WASHINGTON — Raytheon Integrated Defense Systems will not protest the U.S. Air Force’s decision to give a $914 million contract to Lockheed Martin to build a ground-based network of space-surveillance radars known as Space Fence.
“Raytheon put forward the most affordable, lowest-risk solution which drew heavily on the company’s experience as the world leader in building large-phased array radars in austere parts of the world, but after reviewing the results of the debrief we believe not protesting the Space Fence decision is the right thing to do for the Air Force, the Warfighter, and Raytheon,” Raytheon spokesman Mike Nachshen said in a June 30 email.
The Air Force on June 2 chose Lockheed Martin over Raytheon to serve as Space Fence prime contractor. Both Lockheed Martin Mission Systems and Training of Moorestown, New Jersey, and Raytheon Integrated Defense Systems of Tewksbury, Massachusetts, have spent years developing competing designs and prototypes for the Space Fence, an S-band radar network that will allow the Air Force to track baseball-sized objects as far out as 1,900 kilometers in space.

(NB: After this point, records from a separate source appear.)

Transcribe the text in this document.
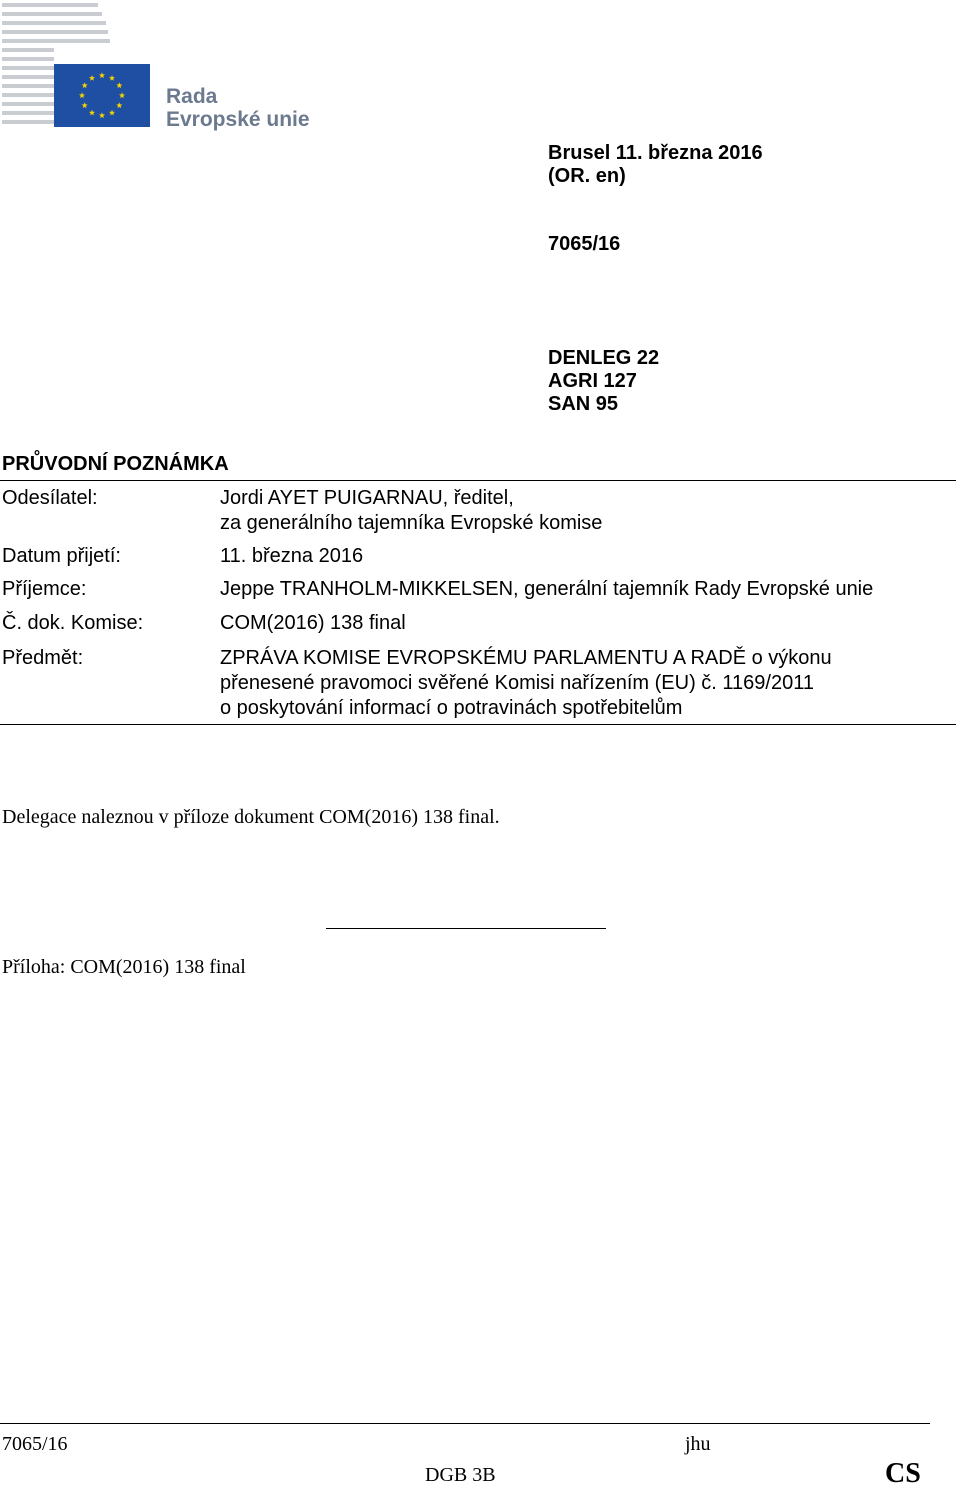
Rada
Evropské unie
Brusel 11. března 2016
(OR. en)
7065/16
DENLEG 22
AGRI 127
SAN 95
PRŮVODNÍ POZNÁMKA
Odesílatel:	Jordi AYET PUIGARNAU, ředitel,
za generálního tajemníka Evropské komise
Datum přijetí:	11. března 2016
Příjemce:	Jeppe TRANHOLM-MIKKELSEN, generální tajemník Rady Evropské unie
Č. dok. Komise:	COM(2016) 138 final
Předmět:	ZPRÁVA KOMISE EVROPSKÉMU PARLAMENTU A RADĚ o výkonu
přenesené pravomoci svěřené Komisi nařízením (EU) č. 1169/2011
o poskytování informací o potravinách spotřebitelům
Delegace naleznou v příloze dokument COM(2016) 138 final.
Příloha: COM(2016) 138 final
7065/16	jhu
DGB 3B	CS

Federal contractors have the right to challenge awarded contracts by filing a protest with either the U.S. Government Accountability Office or the Court of Federal Claims. But as the Air Force’s assistant secretary for acquisition, William LaPlante, noted in a June 13 speech at the Atlantic Council’s Brent Scowcroft Center on International Security in Washington, such protests rarely result in overturning the award. Between 2008 and 2012, the GAO sustained 2.6 percent of protests filed against the U.S. Defense Department while 5.6 percent of protests filed against civilian agencies were sustained, according to a Congressional Research Service report.